The Visit is an interactive non-linear 6-degree-of-freedom real-time video installation and Virtual Reality experience, developed from an interdisciplinary research project conducted by artists and psychologists working with women living with dementia. Visitors are invited to sit with Viv, a life-sized, realistic, and responsive character whose dialogue is scripted largely from verbatim interviews. The work draws us into a world of perceptual uncertainty, while at the same time confounding stereotypes and confronting fears about dementia. The characterisation has both scientific validity and the qualities of a rich, emotion-driven film narrative. The point of the work is to draw the viewer into the emotional and perceptual world of Viv.

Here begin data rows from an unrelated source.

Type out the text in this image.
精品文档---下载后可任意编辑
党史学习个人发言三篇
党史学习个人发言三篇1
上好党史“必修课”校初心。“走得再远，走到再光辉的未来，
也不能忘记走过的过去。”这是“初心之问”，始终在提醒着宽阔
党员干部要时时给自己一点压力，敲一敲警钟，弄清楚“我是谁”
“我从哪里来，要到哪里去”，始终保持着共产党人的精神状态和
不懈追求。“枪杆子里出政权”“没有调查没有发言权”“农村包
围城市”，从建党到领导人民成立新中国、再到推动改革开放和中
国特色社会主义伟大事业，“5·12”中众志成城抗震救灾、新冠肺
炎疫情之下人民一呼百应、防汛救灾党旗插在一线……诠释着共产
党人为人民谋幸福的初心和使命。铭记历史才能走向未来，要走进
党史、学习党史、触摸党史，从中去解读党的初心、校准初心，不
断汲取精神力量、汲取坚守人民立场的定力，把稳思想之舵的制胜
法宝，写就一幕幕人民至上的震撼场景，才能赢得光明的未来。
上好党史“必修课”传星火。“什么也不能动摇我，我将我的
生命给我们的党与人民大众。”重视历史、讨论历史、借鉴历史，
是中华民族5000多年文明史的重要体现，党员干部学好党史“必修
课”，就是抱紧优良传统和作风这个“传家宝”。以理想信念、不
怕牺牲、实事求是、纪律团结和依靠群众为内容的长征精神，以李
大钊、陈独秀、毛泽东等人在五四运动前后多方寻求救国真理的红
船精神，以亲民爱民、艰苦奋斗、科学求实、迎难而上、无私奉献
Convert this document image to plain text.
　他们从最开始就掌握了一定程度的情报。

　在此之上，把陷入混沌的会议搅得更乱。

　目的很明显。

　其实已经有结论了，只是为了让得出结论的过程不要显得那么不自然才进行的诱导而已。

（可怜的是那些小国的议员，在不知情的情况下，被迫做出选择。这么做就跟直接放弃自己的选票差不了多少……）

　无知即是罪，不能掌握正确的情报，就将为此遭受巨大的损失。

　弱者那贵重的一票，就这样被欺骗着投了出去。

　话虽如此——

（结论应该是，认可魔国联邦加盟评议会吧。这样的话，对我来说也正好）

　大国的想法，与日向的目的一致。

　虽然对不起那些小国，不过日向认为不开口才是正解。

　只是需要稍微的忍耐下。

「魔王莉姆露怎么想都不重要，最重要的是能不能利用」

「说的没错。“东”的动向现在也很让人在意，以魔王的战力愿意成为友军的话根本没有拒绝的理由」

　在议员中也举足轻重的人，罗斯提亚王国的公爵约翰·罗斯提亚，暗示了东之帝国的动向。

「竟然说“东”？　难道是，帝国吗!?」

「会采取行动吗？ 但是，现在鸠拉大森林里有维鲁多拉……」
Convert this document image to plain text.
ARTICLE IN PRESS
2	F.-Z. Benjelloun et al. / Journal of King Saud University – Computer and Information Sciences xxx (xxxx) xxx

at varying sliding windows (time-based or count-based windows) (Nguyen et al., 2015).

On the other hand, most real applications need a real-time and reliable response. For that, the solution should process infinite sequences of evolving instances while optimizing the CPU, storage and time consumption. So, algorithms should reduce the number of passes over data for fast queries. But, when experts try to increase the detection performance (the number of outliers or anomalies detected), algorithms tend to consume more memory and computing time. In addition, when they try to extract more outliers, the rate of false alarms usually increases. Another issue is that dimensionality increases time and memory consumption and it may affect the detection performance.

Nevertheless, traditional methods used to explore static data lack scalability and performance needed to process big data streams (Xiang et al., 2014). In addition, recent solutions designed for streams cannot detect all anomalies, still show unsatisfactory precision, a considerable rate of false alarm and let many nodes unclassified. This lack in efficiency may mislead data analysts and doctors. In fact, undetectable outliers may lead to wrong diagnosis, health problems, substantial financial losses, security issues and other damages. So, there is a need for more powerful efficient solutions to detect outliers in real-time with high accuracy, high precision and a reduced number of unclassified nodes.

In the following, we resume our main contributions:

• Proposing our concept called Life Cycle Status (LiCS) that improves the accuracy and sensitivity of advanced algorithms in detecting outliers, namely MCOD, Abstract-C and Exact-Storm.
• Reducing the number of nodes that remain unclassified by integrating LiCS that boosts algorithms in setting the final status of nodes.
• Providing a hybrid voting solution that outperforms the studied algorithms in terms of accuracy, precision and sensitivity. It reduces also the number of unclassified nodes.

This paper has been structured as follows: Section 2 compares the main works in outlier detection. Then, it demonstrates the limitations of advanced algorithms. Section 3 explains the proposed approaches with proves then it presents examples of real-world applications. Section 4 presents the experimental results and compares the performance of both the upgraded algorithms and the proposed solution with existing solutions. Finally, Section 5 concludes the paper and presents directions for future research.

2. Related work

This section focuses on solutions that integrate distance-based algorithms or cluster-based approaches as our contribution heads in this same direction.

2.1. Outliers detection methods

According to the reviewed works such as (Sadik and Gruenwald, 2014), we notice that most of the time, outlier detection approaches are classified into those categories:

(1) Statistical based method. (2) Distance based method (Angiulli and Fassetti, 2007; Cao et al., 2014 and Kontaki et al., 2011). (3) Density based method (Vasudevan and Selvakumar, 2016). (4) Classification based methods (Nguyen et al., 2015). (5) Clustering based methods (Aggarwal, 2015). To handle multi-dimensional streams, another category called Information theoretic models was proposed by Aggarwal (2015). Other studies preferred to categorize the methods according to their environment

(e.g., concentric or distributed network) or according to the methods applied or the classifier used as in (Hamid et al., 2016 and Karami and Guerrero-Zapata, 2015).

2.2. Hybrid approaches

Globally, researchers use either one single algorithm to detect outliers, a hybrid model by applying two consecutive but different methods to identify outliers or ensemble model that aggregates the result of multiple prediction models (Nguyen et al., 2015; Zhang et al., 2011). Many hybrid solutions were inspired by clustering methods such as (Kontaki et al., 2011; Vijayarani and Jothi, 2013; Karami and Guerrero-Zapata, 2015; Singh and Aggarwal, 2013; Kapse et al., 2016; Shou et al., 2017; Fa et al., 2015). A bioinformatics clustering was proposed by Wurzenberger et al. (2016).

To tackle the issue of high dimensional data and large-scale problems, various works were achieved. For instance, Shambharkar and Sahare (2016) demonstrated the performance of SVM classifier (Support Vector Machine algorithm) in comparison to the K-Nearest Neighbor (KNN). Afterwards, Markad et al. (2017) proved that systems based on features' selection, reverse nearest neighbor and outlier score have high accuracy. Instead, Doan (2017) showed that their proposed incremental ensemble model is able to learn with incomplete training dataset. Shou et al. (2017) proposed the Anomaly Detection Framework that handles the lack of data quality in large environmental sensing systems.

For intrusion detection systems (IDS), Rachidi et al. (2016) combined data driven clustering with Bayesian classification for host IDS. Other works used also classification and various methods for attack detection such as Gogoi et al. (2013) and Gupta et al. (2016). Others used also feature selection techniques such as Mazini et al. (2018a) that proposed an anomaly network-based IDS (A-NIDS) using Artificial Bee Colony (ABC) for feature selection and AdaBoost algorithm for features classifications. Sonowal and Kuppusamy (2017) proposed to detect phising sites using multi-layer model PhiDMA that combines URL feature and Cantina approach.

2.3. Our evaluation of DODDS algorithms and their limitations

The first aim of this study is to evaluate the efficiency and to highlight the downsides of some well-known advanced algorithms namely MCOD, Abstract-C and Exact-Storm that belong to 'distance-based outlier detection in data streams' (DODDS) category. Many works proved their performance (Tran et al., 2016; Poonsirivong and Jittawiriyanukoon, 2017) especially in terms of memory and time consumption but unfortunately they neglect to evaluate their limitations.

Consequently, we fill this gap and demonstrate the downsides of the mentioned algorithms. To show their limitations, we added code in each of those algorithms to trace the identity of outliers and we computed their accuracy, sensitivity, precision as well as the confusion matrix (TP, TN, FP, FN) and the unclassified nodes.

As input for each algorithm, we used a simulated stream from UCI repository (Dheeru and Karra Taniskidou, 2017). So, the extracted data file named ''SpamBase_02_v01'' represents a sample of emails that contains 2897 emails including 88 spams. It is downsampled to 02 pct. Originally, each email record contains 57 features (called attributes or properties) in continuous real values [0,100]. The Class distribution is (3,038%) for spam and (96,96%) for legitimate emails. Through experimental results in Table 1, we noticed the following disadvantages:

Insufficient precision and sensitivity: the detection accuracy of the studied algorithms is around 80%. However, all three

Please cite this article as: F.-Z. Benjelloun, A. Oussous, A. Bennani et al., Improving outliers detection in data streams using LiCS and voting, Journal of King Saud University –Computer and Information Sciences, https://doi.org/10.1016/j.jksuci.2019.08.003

The character’s expression and motion are predominantly scripted, but she also exhibits a level of autonomy and responsiveness. Viv is semi-aware of the presence in her home. The system analyses the viewers’ attention by examining the gaze direction. This allows the character to respond in a more natural way. She makes eye-contact and sometimes smiles if the viewer looks at her. The viewer’s role shifts from a passive observer to an active participant in the story. The narrative supports this notion, the viewer takes up the role of a (imaginary) visitor, represented as a disembodied hallucination. The virtual set, a kitchen and living room, is constructed from a 3D scan of the former home of one of our participants in the study. 

The work aligns with the theme Re|Dis]Connection in two ways: it establishes an emotional  connection to a digital human character and at the same time disconnects the viewer from himself as a dis-embodied entity in the narrative.